Three little words, a little honesty?  A little weak. 
Were those powerful enough to reduce the Green Knight
to poor old Ray Cradle?
   "Are you going to be okay, dad?" Anders says.
   "Thank you, I'm fine now," says Ray.
   "What's wrong?"
   Martin looks at Ray but speaks to Anders.  "Your
father has cancer."
   Ray's mouth tightens and his heart beats
double-time.
   "Are you his doctor?" says Anders.
   "No, I'm an old friend," says Martin.  "He has
cancer.  He told me yesterday."
   "Dad, why didn't you tell me?" says Anders.
   "We'll talk about it later."
   "Are you going to be okay?"
   "I'd like to talk with Mr.
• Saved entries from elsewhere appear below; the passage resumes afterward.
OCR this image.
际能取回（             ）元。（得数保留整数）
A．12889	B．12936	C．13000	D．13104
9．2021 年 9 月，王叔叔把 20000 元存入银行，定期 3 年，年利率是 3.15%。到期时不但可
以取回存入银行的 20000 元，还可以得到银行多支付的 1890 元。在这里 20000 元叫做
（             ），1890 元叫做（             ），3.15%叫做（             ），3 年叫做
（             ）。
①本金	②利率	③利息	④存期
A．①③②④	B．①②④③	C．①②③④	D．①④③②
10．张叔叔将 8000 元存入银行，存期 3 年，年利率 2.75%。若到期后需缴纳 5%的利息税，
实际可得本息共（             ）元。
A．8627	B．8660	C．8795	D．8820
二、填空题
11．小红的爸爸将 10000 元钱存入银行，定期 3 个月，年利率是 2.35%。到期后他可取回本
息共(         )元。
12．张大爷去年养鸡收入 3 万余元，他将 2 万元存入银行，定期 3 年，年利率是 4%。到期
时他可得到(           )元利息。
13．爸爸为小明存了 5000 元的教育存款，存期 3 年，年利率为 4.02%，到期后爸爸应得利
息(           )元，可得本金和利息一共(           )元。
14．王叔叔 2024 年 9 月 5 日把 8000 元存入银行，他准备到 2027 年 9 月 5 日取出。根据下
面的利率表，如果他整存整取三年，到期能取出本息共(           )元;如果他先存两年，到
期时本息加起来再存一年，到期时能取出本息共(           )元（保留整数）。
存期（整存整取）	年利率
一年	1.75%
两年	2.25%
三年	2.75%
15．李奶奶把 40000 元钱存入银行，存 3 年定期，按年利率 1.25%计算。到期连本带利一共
Rock right now," says
his father, the little wheeze in his voice undermining
the sudden return of his granite.  "We can talk about
this later.  If you could leave us, and after he's
gone, we'll talk about this."
   Anders looks to Martin, and Martin shifts his gaze
to his sixteen-year old doppelganger.  Martin doesn't
say anything, and after a moment, Anders does leave
the room.  Ray, his body shaking slightly, snakes his
head around the armchair and watches his son head back
up the velvet staircase.  Then he turns to Martin and
nods curtly.  Martin shuts the door and sits down
across from Ray.
   "What was that?"
   Martin doesn't play dumb.  "He has a right to know.
 Just like Ree did."
   "I wasn't dying then.  She was."
   "She had a right to know who you are.  So does your
son."
   "Well, it's not any of your business, is it?  You
had no right to tell him about the cancer."
   "You weren't going to tell him.  He wouldn't find
out until you were dead."
   "Again, I don't recall making this your business."
   "Ray, I have a stake in this, in your life."
   "You're not getting it," Ray snarls.
   "I don't want it.  I'm doing fine on my own, with
no name."
   "Then what stake do you have in this?"
   "Do you have to ask this question?  Do you
seriously have to ask this?" Martin looks hurt. 
"What, you think twenty-one years of spending close to
sixteen hours a day at your side amounts to nothing? 
That'd I have no feelings about you."
   "I'm not your father."
   "I'm not your son."
   "You're not even my sidekick anymore."
   "So what does that make us, Ray?"
   "I don't know.  You tell me.  What does that make
us?"
   "You weren't bitter last night," Martin says.  "It
was you and me, like old times.  Only, it wasn't like
old times.  And that's because you're dying, Ray."
   "I am not," Ray says.  He pounds his fist on the
armchair for emphasis.  It shakes and it lands with a
soft, squishy thump.
   "Gregory Lobs is terminal," says Martin.  "His body
is more cancer than body."
   He's seen my medical records, Ray realizes.  "Have
you been following me?"
   "I followed the money," says Martin.  "You ran it
through four dummy accounts before it got to Lobs.  So
I followed the money.  First thing you taught me."
   "The first thing I taught you is to follow my
lead," says Ray.  "And not to blow my cover."
   "Telling your son that his father is dying isn't
blowing your cover."
   "I'm not dying!"
   "Yes, you are.  Ray.  You're dying.  And I want to
help you.  I don't want the suit.  I just want to help
you... end.  And make it peaceful.  And I think if you
die and you never tell your son who his father is...
than he'll never really have known his father, and
you'll never have been a father to him at all."
   Ray sits in his chair for a long time, and then he
says, quietly: "I'm dying."  The honesty exhausts him.